Yeah, as much of my house is Linux as possible. The only Windows PC is my work laptop. I even got my wife onto Linux as she had an older and underpowered laptop, and a lightweight Linux build with an SSD perked it right up. 

I have a Linux box as a home server running Plex and with a web server hosting my digital tap list. Anyone connected to my wifi can get access to the tap list, but one of the unused tablets is basically set up with the tap list as the home page to make it simple when I have guests. 

This is an older version, but is what it looks like. 


(https://i.imgur.com/lKdHA7x.jpg)
Title: Re: OT: Home computer
Post by: betarhoalphadelta on August 06, 2020, 11:13:45 AM
I had to help my brother-in-law try to get his new macbook to connect to a wifi, and I couldn't get the damn thing to forget a wifi network, nor to get into the settings to the wifi network to manually check/reenter the password, or anything.


I suppose if I owned one, and if it allowed actual root-level command line access (I understand the OS is BSD-based), I might determine it's actually more amenable to tinkering than it seems. 
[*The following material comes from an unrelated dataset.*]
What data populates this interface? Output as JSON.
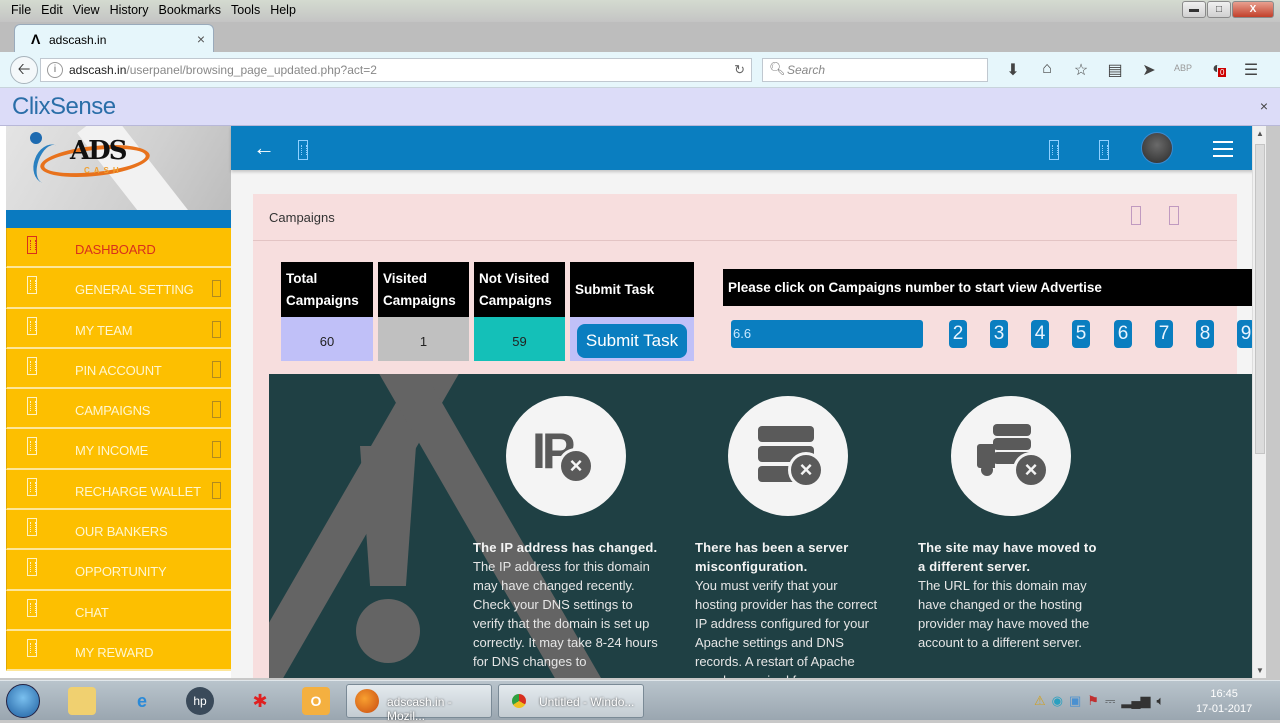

But if I'm not going to do that, I don't see the point in learning an entire new OS that doesn't even believe in the idea/power of the right-click. 
Title: Re: OT: Home computer
Post by: utee94 on August 06, 2020, 11:34:51 AM
Yeah, as much of my house is Linux as possible. The only Windows PC is my work laptop. I even got my wife onto Linux as she had an older and underpowered laptop, and a lightweight Linux build with an SSD perked it right up.
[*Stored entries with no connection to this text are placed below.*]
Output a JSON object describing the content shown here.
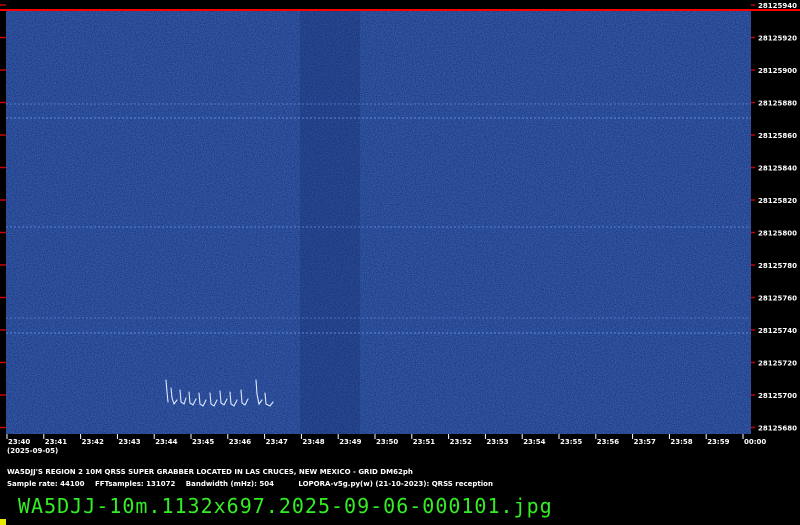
{
  "frequency_labels": [
    "28125940",
    "28125920",
    "28125900",
    "28125880",
    "28125860",
    "28125840",
    "28125820",
    "28125800",
    "28125780",
    "28125760",
    "28125740",
    "28125720",
    "28125700",
    "28125680"
  ],
  "time_labels": [
    "23:40",
    "23:41",
    "23:42",
    "23:43",
    "23:44",
    "23:45",
    "23:46",
    "23:47",
    "23:48",
    "23:49",
    "23:50",
    "23:51",
    "23:52",
    "23:53",
    "23:54",
    "23:55",
    "23:56",
    "23:57",
    "23:58",
    "23:59",
    "00:00"
  ],
  "date_label": "(2025-09-05)",
  "title": "WA5DJJ'S REGION 2 10M QRSS SUPER GRABBER LOCATED IN LAS CRUCES, NEW MEXICO - GRID DM62ph",
  "params": {
    "sample_rate": "Sample rate: 44100",
    "fft_samples": "FFTsamples: 131072",
    "bandwidth": "Bandwidth (mHz): 504",
    "software": "LOPORA-v5g.py(w) (21-10-2023): QRSS reception"
  },
  "filename": "WA5DJJ-10m.1132x697.2025-09-06-000101.jpg",
  "colors": {
    "background": "#1a3a86",
    "top_marker": "#ff0000",
    "text": "#ffffff",
    "filename": "#33ee22",
    "cursor": "#e8e800"
  }
}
I have a Linux box as a home server running Plex and with a web server hosting my digital tap list. Anyone connected to my wifi can get access to the tap list, but one of the unused tablets is basically set up with the tap list as the home page to make it simple when I have guests.

This is an older version, but is what it looks like.


[img width=500 height=280.99]https://i.imgur.com/lKdHA7x.jpg[/img]

Very cool.  Now, you just need to automate it so you touch the tap you want, and then it pours and delivers to you.  
Title: Re: OT: Home computer
Post by: betarhoalphadelta on August 06, 2020, 12:37:26 PM
Very cool.  Now, you just need to automate it so you touch the tap you want, and then it pours and delivers to you. 

LOL... Some of the people who use a Raspberry Pi version of it attach flow meters on the taps so they know how much is left in each keg. 

But if I can't get up and walk to the kegerator to pour myself another beer... Maybe I shouldn't have another beer ;-)
Title: Re: OT: Home computer
Post by: MaximumSam on August 06, 2020, 12:54:00 PM
LOL... Some of the people who use a Raspberry Pi version of it attach flow meters on the taps so they know how much is left in each keg.

But if I can't get up and walk to the kegerator to pour myself another beer... Maybe I shouldn't have another beer ;-)
What kind of quitter attitude is that
Title: Re: OT: Home computer
Post by: MaximumSam on August 10, 2020, 08:35:12 AM
So one Ipad received and second one should come today.  I got the Ipad Air, which I understand to be a step above the base Ipad but not quite as powered as the "Pro."  But another thought - I am due to get a new phone here in a bit.  I am leaning towards getting an Iphone.  I've always had Androids, but I'm frankly getting frustrated with them.  The one I have started off nice, but now there is something wrong with the power supply software and for a while it was telling me there was something in the charger. Now it constantly asks me what I want to do with the power supply.  It's not broken, but it is annoying, and this isn't even the first phone I've had do that. 

In any event, Iphones have a reputation for for stability, though I've never had one so I'm wondering what kinds of experiences you've had.